Twitter needs to do more work to fall in line with the European Union’s tough new digital rulebook, a top EU official said after overseeing a “stress test” of the company’s systems in Silicon Valley.
European Commissioner Thierry Breton said late Thursday that he noted the “strong commitment of Twitter to comply” with the Digital Services Act, sweeping new standards that the world’s biggest online platforms all must obey in just two months.
However, “work needs to continue,” he said in a statement after reviewing the results of the voluntary test at Twitter’s San Francisco headquarters with owner Elon Musk and new CEO Linda Yaccarino.
Breton, who oversees digital policy, is also meeting other tech bosses in California. He’s the EU’s point person working to get Big Tech ready for the new rules, which will force companies to crack down on hate speech, disinformation, and other harmful and illegal material on their sites. The law takes effect Aug. 25 for the biggest platforms.
The Digital Services Act, along with new regulations in the pipeline for data and artificial intelligence, has made Brussels a trailblazer in the growing global movement to clamp down on tech giants.
The mock exercise tested Twitter’s readiness to cope with the DSA’s requirements, including protecting children online and detecting and mitigating risks like disinformation, under both normal and extreme situations.
“Twitter is taking the exercise seriously and has identified the key areas on which it needs to focus to comply with the DSA,” Breton said, without providing more details. “With two months to go before the new EU regulation kicks in, work needs to continue for the systems to be in place and work effectively and quickly.”
Twitter’s global government affairs team tweeted that the company is “on track to be ready when the DSA comes into force.” Yaccarino tweeted that “Europe is very important to Twitter and we’re focused on our continued partnership.”
Musk agreed in December to let the EU carry out the stress test, which the bloc is offering to all tech companies before the rules take effect. Breton said other online platforms will be carrying out their stress tests in the coming weeks but didn’t name them.
Despite Musk’s claims to the contrary, independent researchers have found misinformation – as well as hate speech – spreading on Twitter since the billionaire Tesla CEO took over the company last year. Musk has reinstated notorious election deniers, overhauled Twitter’s verification system, and gutted much of the staff that had been responsible for moderating posts.
Last month, Breton warned Twitter that it “can’t hide” from its obligations after the social media site abandoned the bloc’s voluntary “code of practice” on online disinformation, which other social media platforms have pledged to support.
Combating disinformation will become a legal requirement under the Digital Services Act.
“If laws are passed, Twitter will obey the law,” Musk told the France 2 TV channel this week when asked about the DSA.
Breton’s agenda Friday includes discussions about the EU’s digital rules and upcoming artificial intelligence regulations with Meta CEO Mark Zuckerberg and OpenAI CEO Sam Altman, whose company makes the popular AI chatbot ChatGPT. But a briefing for journalists was canceled.
The DSA is part of a sweeping update to the EU’s digital rulebook aimed at forcing tech companies to clean up their platforms and better protect users online.

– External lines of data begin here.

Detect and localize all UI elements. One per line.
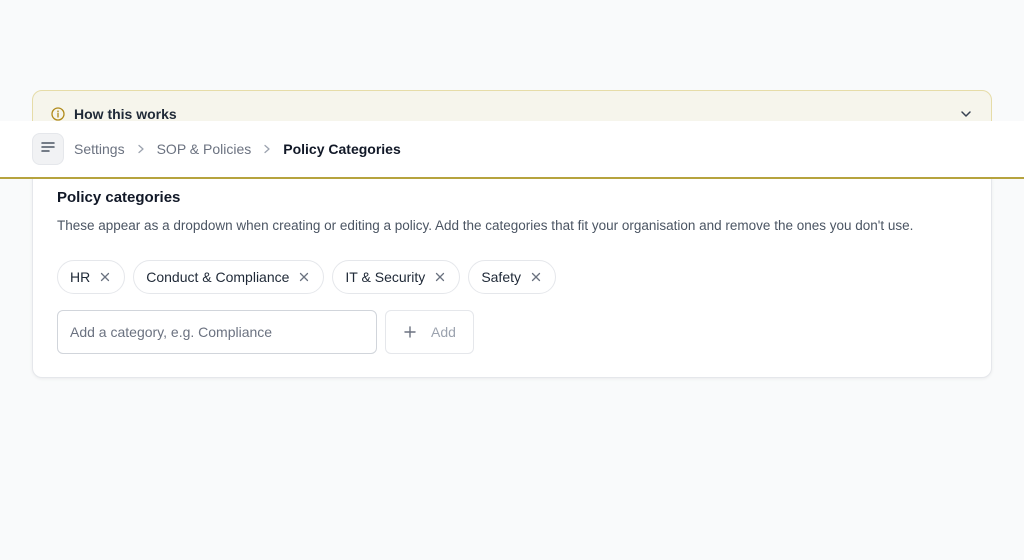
category-chip-label: Safety bbox=[481, 269, 522, 285]
category-chip-label: Conduct & Compliance bbox=[146, 269, 290, 285]
add-category-button[interactable]: Add bbox=[385, 310, 474, 354]
close-icon[interactable] bbox=[433, 270, 447, 284]
category-chip: IT & Security bbox=[332, 260, 461, 294]
close-icon[interactable] bbox=[98, 270, 112, 284]
top-header-bar: Settings SOP & Policies Policy Categorie… bbox=[0, 121, 1024, 179]
category-chip-label: IT & Security bbox=[345, 269, 426, 285]
add-category-row: Add bbox=[57, 310, 474, 354]
category-chip: Conduct & Compliance bbox=[133, 260, 325, 294]
policy-categories-card: Policy categories These appear as a drop… bbox=[32, 170, 992, 378]
card-title: Policy categories bbox=[57, 189, 181, 206]
category-chip-label: HR bbox=[70, 269, 91, 285]
chevron-right-icon bbox=[259, 141, 275, 157]
chevron-right-icon bbox=[133, 141, 149, 157]
breadcrumb-sop-policies[interactable]: SOP & Policies bbox=[157, 141, 252, 157]
breadcrumb-settings[interactable]: Settings bbox=[74, 141, 125, 157]
how-this-works-title: How this works bbox=[74, 106, 177, 122]
category-chip: Safety bbox=[468, 260, 557, 294]
category-input[interactable] bbox=[57, 310, 377, 354]
close-icon[interactable] bbox=[529, 270, 543, 284]
category-chip-list: HR Conduct & Compliance IT & Security Sa… bbox=[57, 260, 557, 294]
breadcrumb: Settings SOP & Policies Policy Categorie… bbox=[74, 141, 401, 157]
menu-toggle-button[interactable] bbox=[32, 133, 64, 165]
category-chip: HR bbox=[57, 260, 126, 294]
close-icon[interactable] bbox=[297, 270, 311, 284]
card-description: These appear as a dropdown when creating… bbox=[57, 218, 914, 233]
breadcrumb-policy-categories: Policy Categories bbox=[283, 141, 401, 157]
menu-lines-icon bbox=[41, 140, 55, 158]
chevron-down-icon[interactable] bbox=[959, 107, 973, 121]
add-button-label: Add bbox=[431, 324, 456, 340]
info-icon bbox=[51, 107, 65, 121]
plus-icon bbox=[403, 325, 417, 339]
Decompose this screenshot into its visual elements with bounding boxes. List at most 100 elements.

For European users of big tech platforms, it will be easier to report illegal content like hate speech, and they will get more information on why they have been recommended certain content.
Violations will incur fines worth up to 6% of annual global revenue – amounting to billions of dollars for some tech giants – or even a ban on operating in the EU, with its 450 million consumers.
Breton also is meeting Jensen Huang, CEO of Nvidia, the dominant supplier of semiconductors used in AI systems, for talks on the EU’s Chips Act to boost the continent’s chipmaking industry.
The EU, meanwhile, is putting the final touches on its AI Act, the world’s first comprehensive set of rules on the emerging technology that has stirred fascination as well as fears it could violate privacy, upend jobs, infringe on copyright, and more.
Final approval is expected by the end of the year, but it won’t take effect until two years later. Breton has been pitching a voluntary “AI Pact” to help companies get ready for its adoption.